Willkürlich herrschende Schufte und Sicherheitsmaßnahmen

schufte

Im Nachlass meines Großvaters Hugo Reinhold Schröder (1902-1992) hat sich noch ein kleines Buch gefunden, das wir für ein Poesiealbum gehalten und unbeachtet gelassen hatten. Beim Entziffern fanden wir jetzt heraus, dass er auf den letzten beiden Seiten Tagebuch geschrieben hat. Hier geht es um das Jahr 1929. Beim Opa war damals Lehrhauer auf der Zeche Vereinigte Margarete in Dortmund-Sölde. Die Schachtanlage Margarethe wurde am 15. Juni 1926 stillgelegt. Mein Großvater verlor seinen Job, wurde „an die Fürsorge überwiesen“ und musste „Stempeln gehen“. Danach heißt es im Tagebuch:

Pflichtarbeit muss geleistet werden. Von den willkürlich herrschenden Schuften dazu gezwungen. Gegenaktion eingeleitet aus der ungerechten Behandlung heraus geboren.

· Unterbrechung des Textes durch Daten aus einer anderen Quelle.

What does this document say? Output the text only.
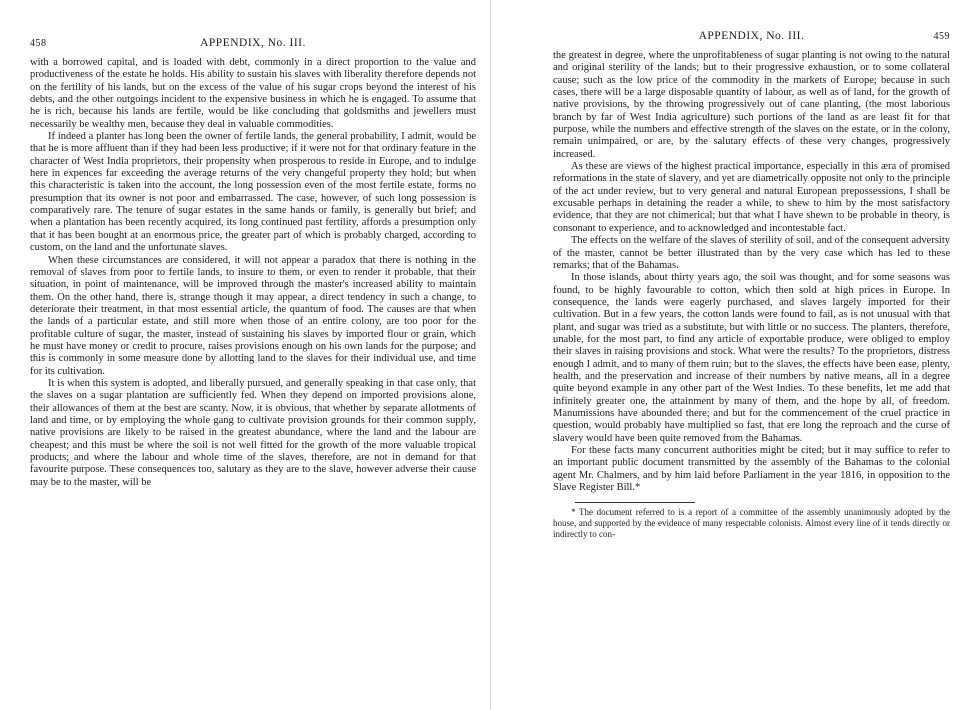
458	APPENDIX, No. III.

with a borrowed capital, and is loaded with debt, commonly in a direct proportion to the value and productiveness of the estate he holds. His ability to sustain his slaves with liberality therefore depends not on the fertility of his lands, but on the excess of the value of his sugar crops beyond the interest of his debts, and the other outgoings incident to the expensive business in which he is engaged. To assume that he is rich, because his lands are fertile, would be like concluding that goldsmiths and jewellers must necessarily be wealthy men, because they deal in valuable commodities.

If indeed a planter has long been the owner of fertile lands, the general probability, I admit, would be that he is more affluent than if they had been less productive; if it were not for that ordinary feature in the character of West India proprietors, their propensity when prosperous to reside in Europe, and to indulge here in expences far exceeding the average returns of the very changeful property they hold; but when this characteristic is taken into the account, the long possession even of the most fertile estate, forms no presumption that its owner is not poor and embarrassed. The case, however, of such long possession is comparatively rare. The tenure of sugar estates in the same hands or family, is generally but brief; and when a plantation has been recently acquired, its long continued past fertility, affords a presumption only that it has been bought at an enormous price, the greater part of which is probably charged, according to custom, on the land and the unfortunate slaves.

When these circumstances are considered, it will not appear a paradox that there is nothing in the removal of slaves from poor to fertile lands, to insure to them, or even to render it probable, that their situation, in point of maintenance, will be improved through the master's increased ability to maintain them. On the other hand, there is, strange though it may appear, a direct tendency in such a change, to deteriorate their treatment, in that most essential article, the quantum of food. The causes are that when the lands of a particular estate, and still more when those of an entire colony, are too poor for the profitable culture of sugar, the master, instead of sustaining his slaves by imported flour or grain, which he must have money or credit to procure, raises provisions enough on his own lands for the purpose; and this is commonly in some measure done by allotting land to the slaves for their individual use, and time for its cultivation.

It is when this system is adopted, and liberally pursued, and generally speaking in that case only, that the slaves on a sugar plantation are sufficiently fed. When they depend on imported provisions alone, their allowances of them at the best are scanty. Now, it is obvious, that whether by separate allotments of land and time, or by employing the whole gang to cultivate provision grounds for their common supply, native provisions are likely to be raised in the greatest abundance, where the land and the labour are cheapest; and this must be where the soil is not well fitted for the growth of the more valuable tropical products; and where the labour and whole time of the slaves, therefore, are not in demand for that favourite purpose. These consequences too, salutary as they are to the slave, however adverse their cause may be to the master, will be

APPENDIX, No. III.	459

the greatest in degree, where the unprofitableness of sugar planting is not owing to the natural and original sterility of the lands; but to their progressive exhaustion, or to some collateral cause; such as the low price of the commodity in the markets of Europe; because in such cases, there will be a large disposable quantity of labour, as well as of land, for the growth of native provisions, by the throwing progressively out of cane planting, (the most laborious branch by far of West India agriculture) such portions of the land as are least fit for that purpose, while the numbers and effective strength of the slaves on the estate, or in the colony, remain unimpaired, or are, by the salutary effects of these very changes, progressively increased.

As these are views of the highest practical importance, especially in this æra of promised reformations in the state of slavery, and yet are diametrically opposite not only to the principle of the act under review, but to very general and natural European prepossessions, I shall be excusable perhaps in detaining the reader a while, to shew to him by the most satisfactory evidence, that they are not chimerical; but that what I have shewn to be probable in theory, is consonant to experience, and to acknowledged and incontestable fact.

The effects on the welfare of the slaves of sterility of soil, and of the consequent adversity of the master, cannot be better illustrated than by the very case which has led to these remarks; that of the Bahamas.

In those islands, about thirty years ago, the soil was thought, and for some seasons was found, to be highly favourable to cotton, which then sold at high prices in Europe. In consequence, the lands were eagerly purchased, and slaves largely imported for their cultivation. But in a few years, the cotton lands were found to fail, as is not unusual with that plant, and sugar was tried as a substitute, but with little or no success. The planters, therefore, unable, for the most part, to find any article of exportable produce, were obliged to employ their slaves in raising provisions and stock. What were the results? To the proprietors, distress enough I admit, and to many of them ruin; but to the slaves, the effects have been ease, plenty, health, and the preservation and increase of their numbers by native means, all in a degree quite beyond example in any other part of the West Indies. To these benefits, let me add that infinitely greater one, the attainment by many of them, and the hope by all, of freedom. Manumissions have abounded there; and but for the commencement of the cruel practice in question, would probably have multiplied so fast, that ere long the reproach and the curse of slavery would have been quite removed from the Bahamas.

For these facts many concurrent authorities might be cited; but it may suffice to refer to an important public document transmitted by the assembly of the Bahamas to the colonial agent Mr. Chalmers, and by him laid before Parliament in the year 1816, in opposition to the Slave Register Bill.*

* The document referred to is a report of a committee of the assembly unanimously adopted by the house, and supported by the evidence of many respectable colonists. Almost every line of it tends directly or indirectly to con-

Pflichtarbeit, also Zwangsarbeit bei Arbeitslosigkeit wurde 1923 in der Weimarer Republik eingeführt. „Die Verordnung zur Pflichtarbeit legte fest, daß sich jeder Arbeitslose, der nach Auslaufen der Arbeitslosenversicherung auf Krisenunterstützung angewiesen war, für gemeinnützige Arbeit zur Verfügung stellen mußte, ohne dafür entlohnt zu werden. Auf diese Weise wurden nicht nur zahlreiche Produktivkräfte außerhalb geregelter Arbeitnehmerrechte, wie Organisations- und Streikrecht, beschäftigt. Die Verordnung zur Pflichtarbeit sah auch erstmalig den Entzug der Unterstützung bei Arbeitsverweigerung und Sabotage vor, was praktisch der Verurteilung zum Hungertod gleichkam. (…)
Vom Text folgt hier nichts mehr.